Bayılmışım. Abimin karısı, insanın sadece cenazelerde görebileceği o koşulsuz bağışlama duygusuyla beni kucaklayıp eve, bir zamanlar benim odam olan ama şimdi kullanılmayan eşyaları saklama görevi gören, o ruhsuz, kasvetli, naftalin kokulu odaya getirdi. “Artık ben de kullanılmayan bir eşyayım,” diyerek yeniden ağlamaya başladım. Yengem şefkatle gözlerimi sildi. “Zeynep kalk, bak orada kim var,” diyerek göz ucuyla kapı eşiğini işaret etti. Babam. Sorgusuz sualsiz bana bakıyordu. Kalkıp boynuna sarıldım. Ağlıyordum, ağlıyordum.

Babam beni usulca geri itip “Sen kimsin?” diye sordu, “Adın ne senin?” Bu kadar mı hiç olmuştum? Beni tanımamazlıktan mı geliyordu? Kızmayacak, öfkelenmeyecek kadar mı bitirmişti beni?

Yengem kafamdan geçen soruları anlamışçasına kulağıma eğilip “Alzheimer,” dedi; “Baban alzheimer hastası.” Tedavisi olmayan bu hastalığa üzülsem mi, babamla yeniden tanışma fırsatı bulduğuma sevinsem mi bilemedim. “Adım Zeynep,” dedim; “Zeynep. Sen koydun ya adımı.” Babamın gözlerinde belli belirsiz bir ışık yandı, küçük bir tebessüm geçti dudaklarının kıvrımlarından. Emindim, tanımıştı beni. Ama tanımamış gibi yaparak başını çevirdi. Sohbet etmeye devam etti bir yandan. Kaç yaşında olduğumu, çalışıp çalışmadığımı sordu.
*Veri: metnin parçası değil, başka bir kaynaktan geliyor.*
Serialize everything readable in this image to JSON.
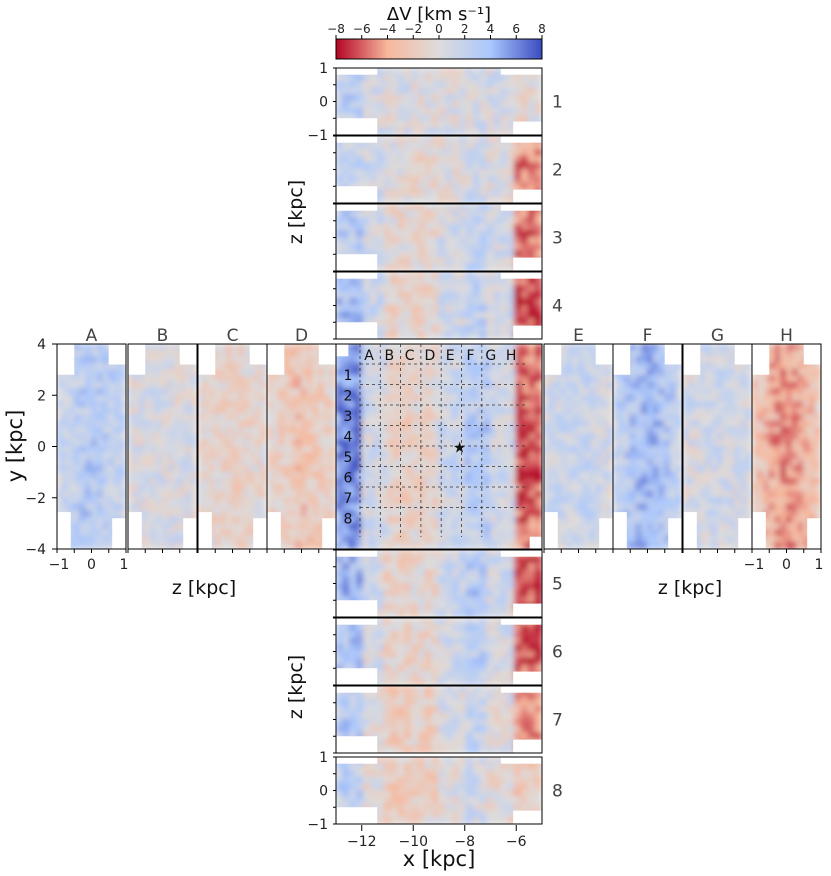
{
  "chart_data": {
    "type": "heatmap",
    "title": "",
    "colorbar": {
      "label": "ΔV [km s⁻¹]",
      "range": [
        -8,
        8
      ],
      "ticks": [
        "−8",
        "−6",
        "−4",
        "−2",
        "0",
        "2",
        "4",
        "6",
        "8"
      ],
      "colors": [
        "#b40426",
        "#f7b89c",
        "#dddcdc",
        "#aac7fd",
        "#3b4cc0"
      ]
    },
    "main_panel": {
      "xlabel": "x [kpc]",
      "ylabel": "y [kpc]",
      "xlim": [
        -13,
        -5
      ],
      "ylim": [
        -4,
        4
      ],
      "xticks": [
        "−12",
        "−10",
        "−8",
        "−6"
      ],
      "yticks": [
        "4",
        "2",
        "0",
        "−2",
        "−4"
      ],
      "column_labels": [
        "A",
        "B",
        "C",
        "D",
        "E",
        "F",
        "G",
        "H"
      ],
      "row_labels": [
        "1",
        "2",
        "3",
        "4",
        "5",
        "6",
        "7",
        "8"
      ],
      "sun_marker": {
        "x": -8.2,
        "y": 0
      },
      "trend": "ΔV negative (red) near the outer disk at x ≈ −6 to −5 kpc and positive (blue) toward x ≈ −13 to −11 kpc"
    },
    "xz_panels": {
      "ylabel": "z [kpc]",
      "zlim": [
        -1,
        1
      ],
      "zticks": [
        "1",
        "0",
        "−1"
      ],
      "rows": [
        {
          "label": "1",
          "mean_dV": [
            2.5,
            1,
            0.5,
            0,
            0.3,
            0.8,
            0.5,
            -0.5
          ]
        },
        {
          "label": "2",
          "mean_dV": [
            2,
            1.2,
            0,
            -0.8,
            0,
            1,
            0,
            -5
          ]
        },
        {
          "label": "3",
          "mean_dV": [
            3,
            1,
            -0.5,
            -1,
            1,
            2,
            1,
            -6
          ]
        },
        {
          "label": "4",
          "mean_dV": [
            4,
            1.5,
            -1,
            -1.5,
            1,
            2.5,
            1,
            -7
          ]
        },
        {
          "label": "5",
          "mean_dV": [
            4.5,
            1,
            -1.5,
            -1,
            1.5,
            3,
            1,
            -7
          ]
        },
        {
          "label": "6",
          "mean_dV": [
            3.5,
            0.5,
            -1.5,
            -1,
            1,
            2.5,
            0.5,
            -7
          ]
        },
        {
          "label": "7",
          "mean_dV": [
            3,
            0,
            -2,
            -1.5,
            0.5,
            2,
            0,
            -5
          ]
        },
        {
          "label": "8",
          "mean_dV": [
            2.5,
            -0.5,
            -2,
            -1.5,
            0,
            1,
            -0.5,
            -2
          ]
        }
      ]
    },
    "yz_panels": {
      "xlabel": "z [kpc]",
      "ylabel": "y [kpc]",
      "zlim": [
        -1,
        1
      ],
      "zticks": [
        "−1",
        "0",
        "1"
      ],
      "ylim": [
        -4,
        4
      ],
      "columns": [
        {
          "label": "A",
          "mean_dV": 2.5
        },
        {
          "label": "B",
          "mean_dV": 0.5
        },
        {
          "label": "C",
          "mean_dV": -1
        },
        {
          "label": "D",
          "mean_dV": -2
        },
        {
          "label": "E",
          "mean_dV": 1.5
        },
        {
          "label": "F",
          "mean_dV": 3.5
        },
        {
          "label": "G",
          "mean_dV": 1
        },
        {
          "label": "H",
          "mean_dV": -4
        }
      ]
    }
  }
}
Evli miydim, bekâr mı? Yalnız mı yaşıyordum, bir arkadaşla mı? Babamın iki seçeneği vardı; ya beni tanıdığını belli edecek ve evini terk edip giden kız çocuğunu affetmeyen güya onurlu baba rolünü takınacaktı, ya da tanımamazlıktan gelerek, affetmediği ama özlediği bu kız çocuğunun en azından hâlini hatırını soracaktı. İkincisini tercih etmişti babam. Bu, o evde bıraktığım kırılgan kız çocuğu için kırılganlık eşiğinden atlamak demekti. Babam benim Berlin’de yalnız yaşadığımı, tiyatroyla uğraştığımı, onların istediği gibi örtünmediğimi, kendi çevresindeki tüm kadınlardan farklı bir hayat sürdürdüğümü biliyor; buna rağmen beni bütünüyle reddedemiyor, ne yapıp ne ettiğimi merak ediyordu.

Babamla gün boyu sohbet ettim, ellerini öptüm, gözlerini öptüm. Abim benimle aynı odada bulunmadı hiç. Önemli değildi. Bu kadarı kendimin, kendi çocukluğumun elinden tutup, artık sarsılmaz bir güven duygusuyla aynı parktan yürüyerek geldiğim yere dönmeme yetecekti.